3. Pessimistic Truncation Handling

Context limits are practical failures, penalized directly ("model's fault").

4. Geometric Mean for Balance

Task imbalance severely penalizes score (reflects deployment reality).

5. Wilson CI Re-Aggregation

Preserves sample size information when aggregating across difficulty manifold.

6. Three-Tier Scaling Analysis

Reveals how models maintain (or lose) capability under pressure.

7. Token Efficiency Integration

Makes cost explicit in the final metric (deployment-focused).

8. [0, 1] Range by Design

Both numerator (~1000) and denominator (~1000) scaled for intuitive interpretation.


Design Decisions Summary

Why These Specific Choices?

Decision Rationale
Add margin Perfect models should score 1000 regardless of samples
Subtract truncation Context failures are model limitations, not uncertainty
Wilson CI twice Layer 1: per-point stats; Layer 2: re-aggregate preserving sample sizes
Geometric mean (tasks) Can't hide catastrophic task failures
Arithmetic mean (tiers) Fair difficulty averaging (geometric would double-penalize)
1000× scaling Makes score/token naturally live in [0, 1]
0.01 clamping Prevents negative scores while still heavily penalizing failures
Divide by tokens Makes deployment cost explicit

Usage in ReasonScape

Stage 4: Leaderboard (leaderboard.py)

python leaderboard.py data/dataset-m12x.json

Displays per-tier ReasonScores and overall score/token rankings.

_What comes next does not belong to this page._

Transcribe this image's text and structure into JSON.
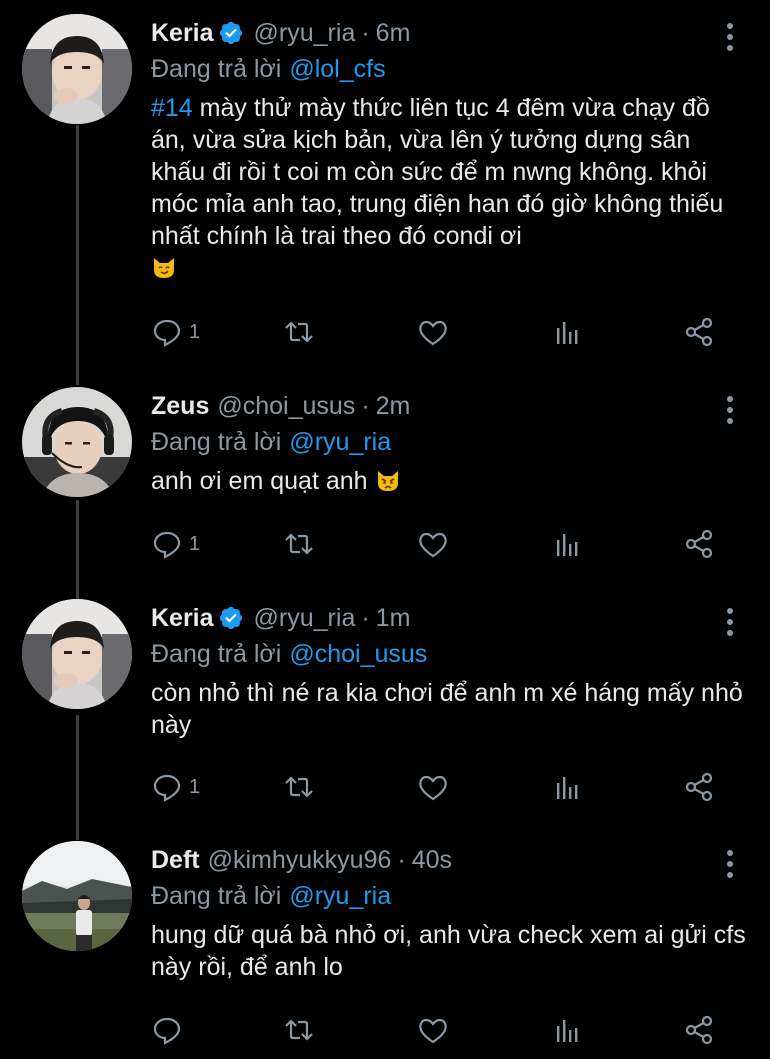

Stage 5: Analysis (analyze.py scores)

python analyze.py scores data/dataset-m12x.json --output scores.md

Computes score/token with per-task breakdowns for filtered model sets.

PointsDB Integration

ReasonScore calculation relies on:

  • Layer 1 data: Stored in points table (adjusted_successes, adjusted_trials, etc.)
  • Layer 2 aggregation: Via aggregate() function (Wilson CI re-computation)
  • Layer 3-4 computation: In src/scores.py using tier faceting

References


Appendix: The Perfect Model

What should score 1000?

A model that: 1. Gets all answers correct (100% accuracy above guessing) 2. Never truncates (0% context failures) 3. Maintains performance across all tasks (perfect balance) 4. Maintains performance across all difficulty levels (perfect scaling)

With finite samples:

# 100 samples per point
point_score = 0.95 + 0.05 - 0.0 = 1.00  # Upper CI bound

# All points perfect
task_score = wilson_on_sum(perfect_points) = 1.00

# All tasks perfect
ReasonScore_tier = 1000 × geomean([1.0, 1.0, ...]) = 1000

# All tiers perfect
avg_score = (1000 + 1000 + 1000) / 3 = 1000

# Minimum possible tokens (1 token per point required to form an answer)
avg_tokens = 1

# Uber-KPI (maximum possible score_per_token)
score_per_token = 1000 / 1 = 1000

The design ensures: A ceiling of 1000 score_per_token (1000 ReasonScore / 1 token), with real models fairly ranked by their practical deployment value.